He came quietly, and silently our privacy was taken away. When our fingers touch the Apple products silky and enjoy the comfort brought to us, a pair of black pupils are also secretly peeping at our bits and pieces in the virtual world.

The "sweet spot" Safari

Recently, the cybersecurity team discovered that the iPhone is not as secure as we thought. There is a vulnerability in the IndexedDB API in the WebKit engine of the iPhone browser Safari, which could lead to the disclosure of our browsing activity and even the identity of the user to anyone exploiting this vulnerability. IndexedDB is a widely used browser API. To prevent data leakage caused by cross-site scripting attacks, IndexedDB follows a "same-origin" policy to control which resources can access each piece of data.

However, analysts at FingerprintJS found that the IndexedDB API did not follow the same-origin policy in WebKit apps used by Safari 15 on macOS, leading to the disclosure of sensitive data. The privacy violation vulnerability also affects web browsers that use the same browser engine in the latest iOS and iPadOS versions.

The implementation of IndexedDB in Safari 15 on iOS, iPadOS, and macOS allows any website to draw database names created in the same session by violating the same-origin policy, which is essentially as if database names are usually unique and website-specific Browsing history leaked to anyone the same.

According to analysts, identifying someone through this vulnerability requires logging in and accessing popular websites such as YouTube and Facebook, or services such as Google Calendar and Google Keep.

It's worth noting that since this is an existing vulnerability in WebKit, any browser that uses this particular engine (for example, Brave or Chrome for iOS) is also vulnerable. The vulnerability was reported to the WebKit Bug Tracker on November 28, 2021, and the vulnerability remains unresolved.

"Awake" iOS

An attack known as "NoReboot" doesn't require exploiting any vulnerabilities on iOS, but relies on human-level deception, so Apple can't patch it.

Security researchers have discovered that a Trojan proof-of-concept tool can inject specially crafted code into three iOS processes to fake shutdowns by disabling iPhone shutdown commands. The trojan hijacks the shutdown event by hooking the signal sent to the "SpringBoard" (the user interface interaction process). Instead of the expected signal, the Trojan will send a code that forces "SpingBoard" to quit, making the device unresponsive to user input. In this case, it's perfect camouflage, as the device that goes into a powered-off state naturally no longer accepts user input. Next, command the "BackBoardd" process to display a spinning wheel indicating that the shutdown process is in progress.

"BackBoardd" is another iOS process that records physical button clicks and time-stamped screen touch events, so misusing it could let the Trojan know when the user tries to "turn on" the phone.

By monitoring these actions, the user can be tricked into releasing the button earlier than they should, avoiding an actual forced restart.
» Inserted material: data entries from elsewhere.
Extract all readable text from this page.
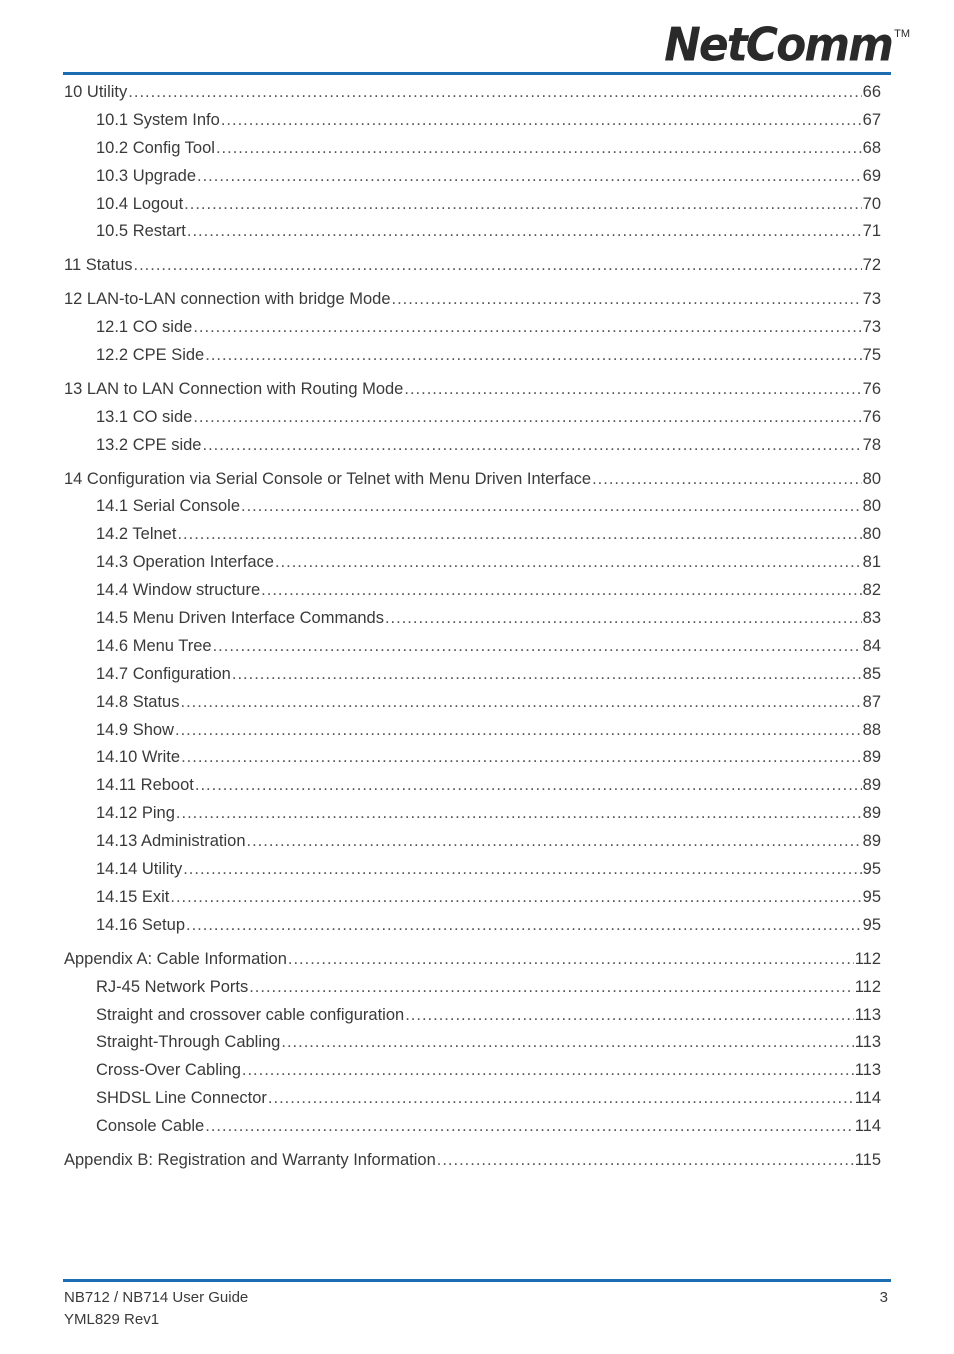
NetComm TM
10 Utility .....	66
10.1 System Info .....	67
10.2 Config Tool .....	68
10.3 Upgrade .....	69
10.4 Logout .....	70
10.5 Restart .....	71
11 Status .....	72
12 LAN-to-LAN connection with bridge Mode .....	73
12.1 CO side .....	73
12.2 CPE Side .....	75
13 LAN to LAN Connection with Routing Mode .....	76
13.1 CO side .....	76
13.2 CPE side .....	78
14 Configuration via Serial Console or Telnet with Menu Driven Interface .....	80
14.1 Serial Console .....	80
14.2 Telnet .....	80
14.3 Operation Interface .....	81
14.4 Window structure .....	82
14.5 Menu Driven Interface Commands .....	83
14.6 Menu Tree .....	84
14.7 Configuration .....	85
14.8 Status .....	87
14.9 Show .....	88
14.10 Write .....	89
14.11 Reboot .....	89
14.12 Ping .....	89
14.13 Administration .....	89
14.14 Utility .....	95
14.15 Exit .....	95
14.16 Setup .....	95
Appendix A: Cable Information .....	112
RJ-45 Network Ports .....	112
Straight and crossover cable configuration .....	113
Straight-Through Cabling .....	113
Cross-Over Cabling .....	113
SHDSL Line Connector .....	114
Console Cable .....	114
Appendix B: Registration and Warranty Information .....	115
NB712 / NB714 User Guide
YML829 Rev1
3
Apple introduced a new feature in iOS 15 that allows users to locate their iPhone with Find My even when it's powered off. The researchers found that it does so by keeping the Bluetooth PM chip active and running automatically when the iPhone is turned off. When all user interaction with the device is turned off, the Bluetooth chip continues to advertise its presence to nearby devices by operating in low power mode, albeit at intervals greater than the default 15 minutes. The iPhone, which was turned off, is actually still "low-key" activity.

"The Gate of Life" macOS

Microsoft research has found that the powerdir vulnerability allows unauthorized access to protected macOS user data, which hackers can exploit to bypass Transparency, Permission and Control (TCC) techniques to gain access to user-protected data.

TCC is a security technology designed to prevent applications from accessing sensitive user data by allowing macOS users to configure privacy settings for applications installed on their systems and devices connected to their Macs, including cameras and microphones.

While Apple restricts TCC access to apps with full disk access and sets up features to automatically block unauthorized code execution, Microsoft security researchers have discovered that an attacker could plant a second specially crafted TCC database , allowing them to access protected user information.

If the vulnerability is exploited on an unpatched system, hackers could plan attacks based on users' protected personal data. For example, attackers could hijack an app installed on a device — or install a malicious app of their own — and access the microphone to record private conversations or capture screenshots of sensitive information displayed on a user's screen.

A little miss, a little regret

Although Apple has stumbled and stumbled along the way, she has had Jobs who have been "job", an era that people miss, Apple who has "different me", and Apple who has been "thinking about change" Apple, has always been "progressive" Apple.